Dr. Price’s Path to Success: Academic Life
Born January 1, 1930, Dr. Jessie Price lived in Montrose Pennsylvania with her mother Teresa. Teresa Price was a huge motivator for her daughter’s success and pushed her daughter to flourish academically. As an adolescent, Dr. Jessie Price attended surrounding public schools, all were predominantly white. During this time, it was typical for graduates to jump into a career to support their families, however Teresa Price valued academics greatly and supported her daughter’s notable academic talent. Dr. Price attended the College of Agriculture at Cornell University, where her tuition was covered by her resident status, as she spent a year in Ithaca taking more classes at a nearby high school after graduation. Her goal to attend medical school was not met due to financial costs, however, she found her passion in microbiology. In 1953 she earned her bachelors degree in microbiology, then returned to receive her masters degree in veterinary bacteriology, pathology, and parasitology in 1956. in 1959, the same year she received her masters degree, she earned her Ph.D after completing her dissertation, “Studies on Pasteurella anatipestifer Infection in white Pekin Ducklings” published by the Journal of Avian Diseases. Dr. Price’s research career officially began in 1959 as she worked at the Cornell University Duck Research Laboratory.

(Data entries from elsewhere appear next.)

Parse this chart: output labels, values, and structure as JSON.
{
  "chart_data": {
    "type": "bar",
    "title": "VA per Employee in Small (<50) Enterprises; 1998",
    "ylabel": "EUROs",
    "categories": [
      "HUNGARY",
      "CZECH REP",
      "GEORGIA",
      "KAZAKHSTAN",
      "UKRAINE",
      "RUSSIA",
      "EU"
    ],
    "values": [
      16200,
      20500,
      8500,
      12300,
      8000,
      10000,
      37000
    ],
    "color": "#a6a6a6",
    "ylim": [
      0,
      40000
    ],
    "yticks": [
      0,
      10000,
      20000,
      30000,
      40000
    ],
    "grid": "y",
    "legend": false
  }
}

While working as a research specialist at the Cornell University Duck Research Laboratory, Dr. Jessie Price “focused on the identification and controlling bacterial diseases in commercial white Pekin ducklings” (Quintard Taylor). All of her hard work and focus lead to her discovery of how to recreate the disease in these ducks and create a vaccine against it.
Pasteurella Anatipestifer and the Vaccine
At this time around “10%-30% of the duckling population was lost in the first 8 weeks of their lives due to disease” (poc2.co.uk), this meant an extreme loss of money in the poultry farming business. Dr. Jessie Price found Pasteurella anatipestifer in the ill ducks she researched which caused the life threatening respiratory issues in the animals. Other symptoms include tremors and discolored diarrhea. Pasteurella anatipestifer is a septicaemic disease, meaning a pre-existing bacterial infection enters the blood stream and is highly transmittable. Dr. Jessie Price began the process of research by obtaining fluid from the duck’s cranium. This fluid was then kept in a glass container and stored in order to be used as a study subject. “Duck broth” is then stored and examined for experimental culture. This research led to the discovery of the Riemerella Anatipestifer vaccince, one of the many vaccines that derived from this research, which works to prevent R. anatipestifer infection at early stages in the ducks life (when they are most susceptible to infection).
Ultimately Dr. Price’s research saved the poultry industry and the hundreds of thousands of dollars lost due to poultry death. She passed away in 2015 and Cornell University includes more information on the disease in the College of Veterinary Medicine.